Provincie Overijssel

Conform het door de provincie Overijssel gehanteerde beleid is het plan voor vooroverleg verzonden aan de provincie. De provincie heeft in haar reactie aangegeven in te kunnen stemmen met het plan om 15 zorg-recreatiewoningen te realiseren.

Waterschap Vechtstromen
Op 29 augustus 2022 is via www.dewatertoets.nl kenbaar gemaakt bij het waterschap Vechtstromen. Op basis van het invullen van de vragen volgt de 'Normale procedure'. Dit komt doordat door het plangebied een persleiding van het waterschap loopt. Een persleiding is de leiding die wordt aangesloten op de perszijde van de pomp. De leiding eindigt in een rioolwaterzuivering, waar het water wordt gezuiverd en geloosd op het oppervlaktewater.
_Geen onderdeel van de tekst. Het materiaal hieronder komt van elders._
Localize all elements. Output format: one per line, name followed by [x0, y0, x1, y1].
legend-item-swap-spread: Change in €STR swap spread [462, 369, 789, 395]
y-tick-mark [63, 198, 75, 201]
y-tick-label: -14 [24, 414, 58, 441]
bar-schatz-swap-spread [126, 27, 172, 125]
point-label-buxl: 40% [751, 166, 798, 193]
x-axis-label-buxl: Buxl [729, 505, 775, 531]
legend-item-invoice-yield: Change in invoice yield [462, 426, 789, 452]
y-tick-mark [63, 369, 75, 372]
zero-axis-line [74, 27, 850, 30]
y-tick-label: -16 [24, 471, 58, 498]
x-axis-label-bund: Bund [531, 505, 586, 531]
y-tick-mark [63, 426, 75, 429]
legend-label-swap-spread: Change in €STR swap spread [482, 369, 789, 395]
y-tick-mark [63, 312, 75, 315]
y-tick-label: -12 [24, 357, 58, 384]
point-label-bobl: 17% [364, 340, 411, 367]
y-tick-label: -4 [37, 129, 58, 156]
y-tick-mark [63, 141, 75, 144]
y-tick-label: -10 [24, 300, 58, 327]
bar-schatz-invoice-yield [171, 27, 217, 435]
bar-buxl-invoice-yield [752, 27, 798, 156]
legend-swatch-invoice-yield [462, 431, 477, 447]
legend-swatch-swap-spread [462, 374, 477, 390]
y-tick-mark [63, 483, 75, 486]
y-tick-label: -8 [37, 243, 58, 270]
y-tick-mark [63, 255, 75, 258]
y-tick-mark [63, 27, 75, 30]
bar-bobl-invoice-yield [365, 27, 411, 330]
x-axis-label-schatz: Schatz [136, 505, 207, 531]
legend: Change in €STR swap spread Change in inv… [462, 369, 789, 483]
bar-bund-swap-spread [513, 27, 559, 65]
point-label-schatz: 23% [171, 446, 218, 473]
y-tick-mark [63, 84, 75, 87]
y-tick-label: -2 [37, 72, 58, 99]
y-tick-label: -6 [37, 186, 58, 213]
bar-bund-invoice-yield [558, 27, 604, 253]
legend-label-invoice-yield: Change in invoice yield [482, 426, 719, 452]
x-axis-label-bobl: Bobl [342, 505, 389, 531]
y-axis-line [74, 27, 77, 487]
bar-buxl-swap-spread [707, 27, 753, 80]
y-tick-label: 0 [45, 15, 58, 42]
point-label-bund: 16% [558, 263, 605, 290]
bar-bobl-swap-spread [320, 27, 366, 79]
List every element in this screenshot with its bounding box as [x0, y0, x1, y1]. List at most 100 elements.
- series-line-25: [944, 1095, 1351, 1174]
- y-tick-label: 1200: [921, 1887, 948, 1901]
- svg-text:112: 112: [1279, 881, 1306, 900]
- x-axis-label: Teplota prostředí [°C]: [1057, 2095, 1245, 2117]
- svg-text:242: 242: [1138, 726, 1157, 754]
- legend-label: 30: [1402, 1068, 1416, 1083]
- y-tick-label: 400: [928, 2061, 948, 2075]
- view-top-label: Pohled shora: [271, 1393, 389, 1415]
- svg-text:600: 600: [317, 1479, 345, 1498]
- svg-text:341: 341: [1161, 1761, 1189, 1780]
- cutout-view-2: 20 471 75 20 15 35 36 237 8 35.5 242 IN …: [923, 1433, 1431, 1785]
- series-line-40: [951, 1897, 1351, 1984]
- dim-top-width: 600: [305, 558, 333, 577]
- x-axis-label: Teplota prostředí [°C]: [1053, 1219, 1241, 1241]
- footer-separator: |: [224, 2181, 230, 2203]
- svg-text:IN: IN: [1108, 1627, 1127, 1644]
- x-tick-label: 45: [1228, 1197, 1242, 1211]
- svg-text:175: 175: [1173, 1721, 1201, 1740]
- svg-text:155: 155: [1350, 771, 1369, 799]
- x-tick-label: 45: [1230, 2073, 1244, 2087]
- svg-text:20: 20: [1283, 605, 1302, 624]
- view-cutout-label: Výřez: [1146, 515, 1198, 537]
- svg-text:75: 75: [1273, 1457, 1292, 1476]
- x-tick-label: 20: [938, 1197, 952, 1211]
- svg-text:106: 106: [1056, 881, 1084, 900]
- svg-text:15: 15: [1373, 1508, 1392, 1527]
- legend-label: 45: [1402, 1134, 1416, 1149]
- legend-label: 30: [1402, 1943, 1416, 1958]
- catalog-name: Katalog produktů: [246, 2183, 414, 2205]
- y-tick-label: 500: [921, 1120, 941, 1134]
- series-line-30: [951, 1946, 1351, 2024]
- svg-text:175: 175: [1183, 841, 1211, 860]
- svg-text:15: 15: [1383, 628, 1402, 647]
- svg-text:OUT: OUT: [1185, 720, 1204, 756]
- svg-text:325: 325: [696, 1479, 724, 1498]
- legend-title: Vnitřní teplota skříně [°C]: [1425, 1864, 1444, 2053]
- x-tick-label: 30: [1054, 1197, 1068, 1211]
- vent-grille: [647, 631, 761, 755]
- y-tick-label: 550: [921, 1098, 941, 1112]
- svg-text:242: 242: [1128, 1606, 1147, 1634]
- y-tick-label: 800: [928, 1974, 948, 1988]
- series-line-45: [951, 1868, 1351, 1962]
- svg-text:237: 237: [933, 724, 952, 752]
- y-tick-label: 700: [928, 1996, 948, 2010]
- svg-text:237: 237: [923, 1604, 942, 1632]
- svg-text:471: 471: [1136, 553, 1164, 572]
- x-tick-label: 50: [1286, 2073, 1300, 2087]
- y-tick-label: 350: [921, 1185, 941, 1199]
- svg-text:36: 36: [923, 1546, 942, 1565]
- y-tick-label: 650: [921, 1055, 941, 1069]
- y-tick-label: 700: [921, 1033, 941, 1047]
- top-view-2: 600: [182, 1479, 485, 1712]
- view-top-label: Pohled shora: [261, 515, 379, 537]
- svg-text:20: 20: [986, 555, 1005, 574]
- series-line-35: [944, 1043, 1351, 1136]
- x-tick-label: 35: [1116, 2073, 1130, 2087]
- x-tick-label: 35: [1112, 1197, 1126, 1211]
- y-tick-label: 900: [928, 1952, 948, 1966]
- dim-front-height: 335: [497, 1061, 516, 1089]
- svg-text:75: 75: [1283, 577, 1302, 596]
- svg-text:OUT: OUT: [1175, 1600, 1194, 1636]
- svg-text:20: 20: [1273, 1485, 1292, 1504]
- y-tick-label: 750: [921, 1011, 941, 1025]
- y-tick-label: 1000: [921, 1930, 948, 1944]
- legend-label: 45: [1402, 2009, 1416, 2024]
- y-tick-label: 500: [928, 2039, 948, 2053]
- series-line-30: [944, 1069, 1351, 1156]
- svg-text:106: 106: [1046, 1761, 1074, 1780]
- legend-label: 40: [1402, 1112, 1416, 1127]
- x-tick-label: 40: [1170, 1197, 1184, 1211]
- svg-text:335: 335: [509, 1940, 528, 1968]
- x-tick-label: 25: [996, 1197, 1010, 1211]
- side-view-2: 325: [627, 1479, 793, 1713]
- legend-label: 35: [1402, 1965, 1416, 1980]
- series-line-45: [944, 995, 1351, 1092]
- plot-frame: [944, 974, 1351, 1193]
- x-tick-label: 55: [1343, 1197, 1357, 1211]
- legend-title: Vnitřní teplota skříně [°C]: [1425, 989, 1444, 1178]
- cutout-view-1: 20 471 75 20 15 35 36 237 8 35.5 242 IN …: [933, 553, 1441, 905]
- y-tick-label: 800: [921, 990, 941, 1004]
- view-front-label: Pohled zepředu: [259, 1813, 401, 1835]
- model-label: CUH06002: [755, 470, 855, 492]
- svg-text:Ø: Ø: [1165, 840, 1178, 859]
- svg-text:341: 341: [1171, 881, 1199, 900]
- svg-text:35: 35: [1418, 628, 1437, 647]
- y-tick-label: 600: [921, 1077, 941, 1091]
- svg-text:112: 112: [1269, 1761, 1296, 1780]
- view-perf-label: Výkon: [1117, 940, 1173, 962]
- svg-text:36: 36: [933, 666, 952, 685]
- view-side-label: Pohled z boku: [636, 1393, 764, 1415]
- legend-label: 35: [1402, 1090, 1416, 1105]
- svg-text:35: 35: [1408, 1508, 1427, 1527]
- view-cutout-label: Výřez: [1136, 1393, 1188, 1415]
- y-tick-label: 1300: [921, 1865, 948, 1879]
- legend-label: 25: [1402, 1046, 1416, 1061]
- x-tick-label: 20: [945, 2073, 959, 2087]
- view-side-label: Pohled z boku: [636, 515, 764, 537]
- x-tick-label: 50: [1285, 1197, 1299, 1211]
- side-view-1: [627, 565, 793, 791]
Voordat de uitvoeringswerkzaamheden worden gedaan wordt daarom geadviseerd om een KLIC-melding te doen. Middels de KLIC-melding ontvangt de initiatiefnemer een overzicht van de kabel- en leidinginformatie. Hiermee is voldaan aan het verplichte vooroverleg.

7.2 Zienswijzen

Het ontwerpbestemmingsplan heeft met ingang van ......... voor een periode van zes weken ter inzage gelegen. Binnen deze periode kon een ieder zijn of haar zienswijze ten aanzien van dit bestemmingsplan kenbaar maken. Tijdens de termijn van de terinzagelegging zijn ......... zienswijzen binnengekomen.